Until recently, new welfare benefits were taken as permanent advances for civilisation. Whether they involved earlier retirementages, more generous health plans or rights to education, they were what the French called acquis - promises that the next generation would be spared a problem that had bedevilled the last. But when the German government approved a new programme for Elterngeld (parents' money) on Wednesday, the reaction was muted.
Like all welfare innovations nowadays, Elterngeld addresses not an age-old problem but a new one, which has arguably been created by the welfare state itself. The new problem is that German women are having very few babies: 1.34 per woman, to be precise. Thanks to a number of frightening recent bestsellers, Germans have become aware that this national barrenness means the certain destruction of their welfare state over the next decades and the possible collapse of their society.
Ursula von der Leyen, the philoprogenitive family minister, hopes that Elterngeld will once again make childbearing look like a good deal. Starting next year,a mother who takes time off to have a baby will get two-thirds of her previous take-home pay - to a maximum benefit of €1,800 (£1,200) a month for up to 12 months - 14 months if both parents stop work for a bit.
The unemployed get €300 a month. It is a €4bn programme. So why is the public so lukewarm about it?
The leftwing objection to Elterngeld is that it is less egalitarian than the system it is replacing. Kindergeld (or child money), as the old system is called, would cover children up to age 27 in some cases, and other side-benefits could be tapped along with it. Jobless new mothers, who could collect €300 a month for two years under the present system, will only collect for half as long in future. The government made some adjustments to the new plan last week that soften the blow for low earners. But of the 620,000 new families covered annually by the measure, 250,000 will be worse off. Some rank-and-file Christian Democrats (CDU) are upset because Kindergeld was one of their party's proudest achievements. Now their own CDU chancellor, Angela Merkel, has abandoned it for Elterngeld, a more capitalistic plan that was developed by their Social Democratic (SPD) coalition partners and rivals. (Clearly, politicians' attitude towards the welfare state depends more on their era than on their party: Clinton, Blair and Schröder have proved less socialist than Eisenhower, Macmillan and Adenauer.)
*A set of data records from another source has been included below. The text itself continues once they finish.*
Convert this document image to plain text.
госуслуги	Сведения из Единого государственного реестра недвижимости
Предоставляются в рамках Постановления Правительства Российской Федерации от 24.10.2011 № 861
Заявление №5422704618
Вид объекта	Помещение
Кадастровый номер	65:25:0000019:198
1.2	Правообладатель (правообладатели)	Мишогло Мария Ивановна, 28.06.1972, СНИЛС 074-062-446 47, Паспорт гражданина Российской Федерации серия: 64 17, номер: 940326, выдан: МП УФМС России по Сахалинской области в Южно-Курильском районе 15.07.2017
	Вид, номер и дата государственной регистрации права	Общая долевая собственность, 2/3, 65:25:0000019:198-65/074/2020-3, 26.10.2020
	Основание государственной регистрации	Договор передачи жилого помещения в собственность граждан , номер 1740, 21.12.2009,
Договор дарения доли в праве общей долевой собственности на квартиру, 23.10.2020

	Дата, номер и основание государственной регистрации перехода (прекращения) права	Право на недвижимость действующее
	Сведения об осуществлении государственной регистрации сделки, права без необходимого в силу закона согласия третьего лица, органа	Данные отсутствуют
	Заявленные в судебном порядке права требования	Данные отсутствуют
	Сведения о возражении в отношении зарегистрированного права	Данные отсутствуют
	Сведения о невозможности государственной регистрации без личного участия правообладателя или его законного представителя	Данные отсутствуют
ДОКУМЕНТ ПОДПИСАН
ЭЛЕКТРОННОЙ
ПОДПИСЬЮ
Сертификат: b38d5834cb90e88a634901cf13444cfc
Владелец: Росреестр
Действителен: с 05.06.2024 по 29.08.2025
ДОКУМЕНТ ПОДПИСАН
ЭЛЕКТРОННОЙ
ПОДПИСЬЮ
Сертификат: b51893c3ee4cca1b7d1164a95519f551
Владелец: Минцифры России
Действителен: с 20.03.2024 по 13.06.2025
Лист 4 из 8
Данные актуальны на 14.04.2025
But there is also a rightwing objection. It is that, nice though family formation is, Elterngeld is going to backfire. The child-averse psychology that the law seeks to short-circuit is a complex one. Poorer people may forgo children because the cost is too high. But people with good jobs are reluctant to have children, too, because the opportunity cost of stopping work is too high. In theory, Elterngeld is tailored to address this problem because the value of its benefit rises along with a would-be mother's earning power. But there are instances where its incentives may work to delay childbearing. Consider a 28-year-old married woman in law school or medical school. If she has the baby she wants, she will collect only the €300-a-month minimum, while the family will likely still be too poor to have the father stay home to "earn" the two supplemental months. Betterto hold off for a few more years. Then, rather than get the €300 benefit for 12 months (€3,600), the family can get the €1,800 benefit for 14 (€25,200).
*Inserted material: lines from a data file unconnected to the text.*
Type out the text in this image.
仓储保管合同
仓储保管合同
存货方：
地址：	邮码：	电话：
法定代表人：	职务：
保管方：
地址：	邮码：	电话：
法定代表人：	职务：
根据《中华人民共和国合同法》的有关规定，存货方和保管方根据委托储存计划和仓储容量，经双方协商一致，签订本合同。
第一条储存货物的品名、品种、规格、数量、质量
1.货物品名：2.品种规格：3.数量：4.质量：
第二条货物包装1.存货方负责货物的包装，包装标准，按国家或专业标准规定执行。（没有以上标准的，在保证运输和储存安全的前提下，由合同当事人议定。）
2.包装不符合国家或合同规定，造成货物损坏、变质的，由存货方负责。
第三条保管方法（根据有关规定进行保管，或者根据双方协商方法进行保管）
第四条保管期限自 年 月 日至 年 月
And what of the women who do not ever want to enter the workplace? In a grumpily brilliant attack on Elterngeld, Stefan Dietrich of the Frankfurter Allgemeine Zeitung coined the term Nurhausfrau ("onlyahousewife") to describe the contempt that the paltry €300 payout signals for those women who stay at home and raise children. Mr Dietrich has a point. Work in the household - whether childcare or cleaning - is the last socially useful work that is not given a dollar value. The moment it is, then parents will be seen as woefully undercompensated for what they do.
But that is a different argument. The present German family-policy debate does not resemble the ones that raged until recently in almost all western countries, with two ideals of motherhood battling it out. The needs of working mothers (for more daycare) used to be pitted against those of non-working mothers (usually for tax relief). Elterngeld aims neither to ease the burden on the working mother, nor to lift the stigma on the stay-at-home one. It aims to get women who would not otherwise have children to have them. Like most emergency measures, Elterngeld takes the situation as it exists, not as it ought to be. That is why it declares a truce with feminism's ideal of women in the workplace.
That truce may be temporary. There are deeper conflicts that the German policy papers over. Through the feminist decades, women's wishes for society have been in perfect harmony with businessmen's wishes for the economy. Everyone seemed to benefit from women's eagerness to take their rightful spots in the workplace. It meant more manpower, lower labour costs and more investment in education. You could have your cake and eat it. But now an important western country has shown itself willing to pay billions to steer women out of the workplace and into childbearing, if only for a short time. We are clearly in a new era, marked by a recognition that building the society we want is going to cost us part of our standard of living - or that our standard of living can only be maintained at the cost of damage to society.
Elterngeld reflects this thinking more clearly than any government programme yet. It is a new set of tradeoffs, not a new set of benefits. We will see a lot more government programmes like it.